By: Ally Condie

I have to try, even though I don’t think this tired gray man has any answers for me and the hope I had seems to be slipping away. “I want to know more about the Glorious History of Tana Province.”

A pause. A beat.

The man draws in a breath and begins to speak. “Tana Province has beautiful geography and is also renowned for its farming,” he says, his voice flat.

He doesn’t know. My heart sinks. Back in Oria, Ky told me that the poems Grandfather gave me could be valuable, and also that asking the history of the Province was a way to let the Archivists know you wanted to trade. I’d hoped it would be the same way here. It was stupid of me. Perhaps there are no Archivists in Tana at all, and if there were, they must have better places to be than waiting for closing time in this sad little museum.

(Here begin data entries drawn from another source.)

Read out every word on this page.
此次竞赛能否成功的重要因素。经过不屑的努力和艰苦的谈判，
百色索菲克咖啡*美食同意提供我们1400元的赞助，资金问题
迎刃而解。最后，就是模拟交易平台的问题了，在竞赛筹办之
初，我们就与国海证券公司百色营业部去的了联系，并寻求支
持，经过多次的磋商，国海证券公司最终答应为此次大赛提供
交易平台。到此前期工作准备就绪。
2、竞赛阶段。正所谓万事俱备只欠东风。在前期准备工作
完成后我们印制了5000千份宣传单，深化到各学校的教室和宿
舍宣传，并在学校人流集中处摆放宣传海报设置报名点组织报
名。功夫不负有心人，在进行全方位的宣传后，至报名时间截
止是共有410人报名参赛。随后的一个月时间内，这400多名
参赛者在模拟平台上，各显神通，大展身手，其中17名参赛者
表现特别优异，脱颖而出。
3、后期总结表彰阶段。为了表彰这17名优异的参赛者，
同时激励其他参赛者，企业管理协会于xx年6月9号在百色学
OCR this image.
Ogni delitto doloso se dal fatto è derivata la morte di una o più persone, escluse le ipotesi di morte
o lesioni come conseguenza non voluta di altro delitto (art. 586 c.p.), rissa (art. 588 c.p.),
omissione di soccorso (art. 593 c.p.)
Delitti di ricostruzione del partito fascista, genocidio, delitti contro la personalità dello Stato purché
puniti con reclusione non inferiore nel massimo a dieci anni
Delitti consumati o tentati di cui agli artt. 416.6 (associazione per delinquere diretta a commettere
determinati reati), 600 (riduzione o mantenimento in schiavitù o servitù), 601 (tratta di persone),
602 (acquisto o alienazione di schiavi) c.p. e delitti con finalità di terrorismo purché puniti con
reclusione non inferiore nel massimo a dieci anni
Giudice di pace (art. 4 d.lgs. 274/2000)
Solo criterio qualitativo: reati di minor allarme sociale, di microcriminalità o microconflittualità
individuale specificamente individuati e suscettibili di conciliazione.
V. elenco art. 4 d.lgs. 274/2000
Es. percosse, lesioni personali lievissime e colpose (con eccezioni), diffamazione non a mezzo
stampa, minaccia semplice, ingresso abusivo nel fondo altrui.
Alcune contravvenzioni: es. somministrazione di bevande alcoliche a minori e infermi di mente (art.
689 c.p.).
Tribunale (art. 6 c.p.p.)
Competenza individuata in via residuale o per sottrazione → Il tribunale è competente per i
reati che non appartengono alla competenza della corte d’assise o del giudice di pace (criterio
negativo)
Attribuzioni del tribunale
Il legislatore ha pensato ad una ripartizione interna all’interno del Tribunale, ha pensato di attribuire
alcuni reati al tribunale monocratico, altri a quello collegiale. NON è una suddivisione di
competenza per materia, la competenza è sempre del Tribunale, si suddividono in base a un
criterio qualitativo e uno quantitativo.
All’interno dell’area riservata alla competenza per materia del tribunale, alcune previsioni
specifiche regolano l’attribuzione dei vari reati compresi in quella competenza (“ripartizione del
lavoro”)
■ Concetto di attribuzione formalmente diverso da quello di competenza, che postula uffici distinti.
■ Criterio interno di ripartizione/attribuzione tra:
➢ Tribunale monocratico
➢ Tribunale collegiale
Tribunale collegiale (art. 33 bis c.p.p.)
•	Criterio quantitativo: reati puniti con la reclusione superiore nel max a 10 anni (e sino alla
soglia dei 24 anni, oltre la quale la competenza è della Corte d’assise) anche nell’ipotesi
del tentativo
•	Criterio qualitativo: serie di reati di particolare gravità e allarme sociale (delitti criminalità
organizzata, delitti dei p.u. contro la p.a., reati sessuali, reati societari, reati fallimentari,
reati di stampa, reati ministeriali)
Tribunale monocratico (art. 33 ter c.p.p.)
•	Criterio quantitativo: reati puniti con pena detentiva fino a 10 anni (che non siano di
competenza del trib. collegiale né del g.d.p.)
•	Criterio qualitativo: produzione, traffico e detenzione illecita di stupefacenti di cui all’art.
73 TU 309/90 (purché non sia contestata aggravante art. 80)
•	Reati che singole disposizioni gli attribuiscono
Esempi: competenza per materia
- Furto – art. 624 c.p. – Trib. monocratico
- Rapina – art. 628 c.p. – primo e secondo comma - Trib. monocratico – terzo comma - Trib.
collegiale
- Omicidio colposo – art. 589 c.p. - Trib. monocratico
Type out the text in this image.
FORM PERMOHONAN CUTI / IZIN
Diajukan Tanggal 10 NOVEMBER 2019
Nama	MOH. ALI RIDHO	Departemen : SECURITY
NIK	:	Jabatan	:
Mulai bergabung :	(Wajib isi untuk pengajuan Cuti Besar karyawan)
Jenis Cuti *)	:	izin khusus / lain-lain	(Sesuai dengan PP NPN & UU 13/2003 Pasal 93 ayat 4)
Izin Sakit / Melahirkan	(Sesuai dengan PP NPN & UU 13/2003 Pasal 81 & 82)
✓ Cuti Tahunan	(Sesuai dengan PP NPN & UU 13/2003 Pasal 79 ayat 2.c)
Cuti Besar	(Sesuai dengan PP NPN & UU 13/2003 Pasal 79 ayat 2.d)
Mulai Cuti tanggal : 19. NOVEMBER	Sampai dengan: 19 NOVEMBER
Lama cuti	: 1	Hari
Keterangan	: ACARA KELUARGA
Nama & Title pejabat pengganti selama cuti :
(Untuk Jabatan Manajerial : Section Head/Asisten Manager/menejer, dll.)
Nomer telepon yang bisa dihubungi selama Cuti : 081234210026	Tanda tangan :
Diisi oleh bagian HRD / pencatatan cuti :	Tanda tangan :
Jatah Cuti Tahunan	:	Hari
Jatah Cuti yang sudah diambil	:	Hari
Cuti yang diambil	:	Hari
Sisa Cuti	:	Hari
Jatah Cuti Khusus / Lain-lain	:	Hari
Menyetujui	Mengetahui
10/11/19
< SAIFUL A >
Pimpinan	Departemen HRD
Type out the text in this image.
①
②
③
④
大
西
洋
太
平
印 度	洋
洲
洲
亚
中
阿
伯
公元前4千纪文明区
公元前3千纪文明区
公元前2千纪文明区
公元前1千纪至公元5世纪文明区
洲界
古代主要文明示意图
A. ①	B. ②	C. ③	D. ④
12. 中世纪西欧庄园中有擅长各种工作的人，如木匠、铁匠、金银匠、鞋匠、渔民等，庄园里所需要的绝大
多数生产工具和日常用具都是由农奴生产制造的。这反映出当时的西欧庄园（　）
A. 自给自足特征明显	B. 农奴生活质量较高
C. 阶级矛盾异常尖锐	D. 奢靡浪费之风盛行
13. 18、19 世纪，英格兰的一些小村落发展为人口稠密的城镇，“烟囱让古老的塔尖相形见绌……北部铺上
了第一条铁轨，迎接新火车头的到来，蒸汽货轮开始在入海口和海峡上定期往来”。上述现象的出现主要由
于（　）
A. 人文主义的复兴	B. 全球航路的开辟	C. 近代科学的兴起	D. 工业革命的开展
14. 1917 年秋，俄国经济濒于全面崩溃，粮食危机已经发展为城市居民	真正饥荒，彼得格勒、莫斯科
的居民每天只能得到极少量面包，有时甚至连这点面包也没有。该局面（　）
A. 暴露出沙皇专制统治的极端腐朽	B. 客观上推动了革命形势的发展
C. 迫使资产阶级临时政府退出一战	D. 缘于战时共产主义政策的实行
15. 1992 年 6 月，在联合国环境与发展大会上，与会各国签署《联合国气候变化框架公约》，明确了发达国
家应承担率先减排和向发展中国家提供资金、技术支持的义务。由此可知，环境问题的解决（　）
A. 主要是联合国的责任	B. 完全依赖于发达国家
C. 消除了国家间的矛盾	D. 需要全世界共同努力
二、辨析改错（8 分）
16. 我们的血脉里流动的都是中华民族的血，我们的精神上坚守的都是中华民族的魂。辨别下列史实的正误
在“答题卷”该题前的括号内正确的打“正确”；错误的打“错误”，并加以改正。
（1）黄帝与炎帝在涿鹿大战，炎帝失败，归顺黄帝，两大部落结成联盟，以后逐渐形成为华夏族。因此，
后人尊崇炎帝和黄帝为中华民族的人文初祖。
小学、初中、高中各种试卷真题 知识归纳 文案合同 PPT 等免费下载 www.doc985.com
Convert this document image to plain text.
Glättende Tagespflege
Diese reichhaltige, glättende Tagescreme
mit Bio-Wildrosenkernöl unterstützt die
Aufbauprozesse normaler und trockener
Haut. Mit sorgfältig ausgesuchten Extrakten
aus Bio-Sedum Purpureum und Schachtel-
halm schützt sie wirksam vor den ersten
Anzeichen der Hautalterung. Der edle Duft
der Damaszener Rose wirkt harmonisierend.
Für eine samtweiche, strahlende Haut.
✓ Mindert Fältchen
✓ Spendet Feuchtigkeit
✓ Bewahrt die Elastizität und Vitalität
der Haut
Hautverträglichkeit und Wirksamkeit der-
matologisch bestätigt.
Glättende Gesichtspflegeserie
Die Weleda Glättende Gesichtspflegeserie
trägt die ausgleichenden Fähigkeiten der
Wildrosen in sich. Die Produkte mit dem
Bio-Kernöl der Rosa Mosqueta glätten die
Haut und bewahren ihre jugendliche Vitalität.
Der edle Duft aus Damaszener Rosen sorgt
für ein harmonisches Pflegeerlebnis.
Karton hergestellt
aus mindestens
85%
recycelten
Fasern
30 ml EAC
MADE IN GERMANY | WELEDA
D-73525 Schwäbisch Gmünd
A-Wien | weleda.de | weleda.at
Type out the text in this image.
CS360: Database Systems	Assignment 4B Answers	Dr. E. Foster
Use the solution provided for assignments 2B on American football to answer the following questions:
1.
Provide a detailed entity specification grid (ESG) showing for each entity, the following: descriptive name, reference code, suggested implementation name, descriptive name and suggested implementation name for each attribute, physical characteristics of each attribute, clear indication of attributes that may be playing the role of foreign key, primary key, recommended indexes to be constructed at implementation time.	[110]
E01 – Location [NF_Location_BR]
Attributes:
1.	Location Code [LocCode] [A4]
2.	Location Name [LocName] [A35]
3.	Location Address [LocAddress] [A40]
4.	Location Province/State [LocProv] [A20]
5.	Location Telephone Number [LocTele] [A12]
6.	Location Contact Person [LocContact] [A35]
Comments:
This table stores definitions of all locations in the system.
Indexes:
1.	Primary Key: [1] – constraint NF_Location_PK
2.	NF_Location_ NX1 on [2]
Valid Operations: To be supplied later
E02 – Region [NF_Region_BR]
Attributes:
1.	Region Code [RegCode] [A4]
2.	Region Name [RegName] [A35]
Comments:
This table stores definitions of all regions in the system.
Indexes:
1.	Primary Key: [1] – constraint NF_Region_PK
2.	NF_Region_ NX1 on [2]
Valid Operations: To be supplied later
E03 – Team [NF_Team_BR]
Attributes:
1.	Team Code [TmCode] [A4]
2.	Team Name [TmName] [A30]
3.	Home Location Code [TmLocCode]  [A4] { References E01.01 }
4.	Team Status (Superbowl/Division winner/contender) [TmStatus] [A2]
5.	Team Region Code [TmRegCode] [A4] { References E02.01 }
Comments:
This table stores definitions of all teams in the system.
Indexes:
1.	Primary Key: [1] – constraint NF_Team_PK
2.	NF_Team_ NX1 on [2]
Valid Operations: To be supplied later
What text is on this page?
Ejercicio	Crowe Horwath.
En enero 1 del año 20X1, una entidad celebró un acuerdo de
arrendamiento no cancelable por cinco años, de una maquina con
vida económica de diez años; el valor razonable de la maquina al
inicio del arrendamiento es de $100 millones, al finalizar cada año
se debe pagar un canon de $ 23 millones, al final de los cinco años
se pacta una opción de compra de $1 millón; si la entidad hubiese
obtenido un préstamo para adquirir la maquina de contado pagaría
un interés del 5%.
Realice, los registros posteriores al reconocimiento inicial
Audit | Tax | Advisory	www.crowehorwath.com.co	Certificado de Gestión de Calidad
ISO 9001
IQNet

The man continues. “Floods sometimes occurred in Tana pre-Society, but that has been controlled for many years now. We are one of the most productive farming Provinces in the Society.”

I don’t look back at Xander. Or the Official. Just at the map in front of me. I tried to trade before and it didn’t work then either. But the first time it was because I couldn’t bring myself to give away the poem Ky and I shared.

Then I notice that the man has stopped speaking. He looks at me directly. “Is there anything else?” he asks.

I should give up. Should smile and turn away to Xander and forget about this, accept that the man knows nothing and move on. But for some reason I think suddenly of one of those last red leaves holding on against the sky. I breathe. It falls.

“Yes,” I say softly.

Grandfather gave me two poems. Ky and I loved the Thomas one, but there were other words, too, and those are the ones that come to me now. I don’t remember all of it, that poem by Tennyson, but one stanza comes back to me clear in my mind as though it were written there all along. Perhaps it was the man’s mention of flooding that brought it back:“For tho’ from out our bourne of Time and Place

The flood may bear me far,

I hope to see my Pilot face to face

When I have crossed the bar.”

As I speak the words quietly, the man’s face changes. He becomes clever, alert, alive. I must have remembered correctly. “That’s an interesting poem,” he says. “Not, I think, one of the Hundred.”

“No,” I say. My hands tremble and I dare to hope again. “But still worth something.”

“I’m afraid not,” he says. “Unless you have the original.”

“No,” I say. “It was destroyed.” I destroyed it. I remember that moment at the Restoration site and how the paper fluttered up before it went down to burn.

“I’m sorry,” he says, and it sounds as though he is. “What is it you were hoping to trade for?” he asks, a hint of curiosity in his voice.

I point to the Outer Provinces. If I can just get to them, there’s a slim but real chance I can find Ky. “I know they’re taking the Aberrations there,” I say softly. “But I want to know exactly where and how I can get there. A map.”

He shakes his head at me. No.

He can’t tell me? Or he won’t? “I have something else,” I say.

I angle my back so that neither Xander nor the Official can see my hands; I reach into the bag. My fingers brush the foil of the tablets and the hard surface of the compass at the same time and I stop.

Which should I trade?

Suddenly I’m dizzy, confused, remembering the time I had to sort Ky. The steam in the room, the sweat, the ache of the decision pressing against me . . .

Stay clear, I tell myself. I glance over my shoulder at Xander and meet the blue of his eyes for one brief moment before he turns back to the Official. I remember Ky looking down at me from the air-train platform before they took him away and feel again the panic of time running out.

I make up my mind and reach into the bag, pulling out the item for trade. I hold it up just high enough for the man to see, trying to keep my hands from shaking and attempting to convince myself that I can give this up.

He smiles and nods at me. “Yes,” he says. “That is worth something. But what you want would take days—weeks—to arrange.”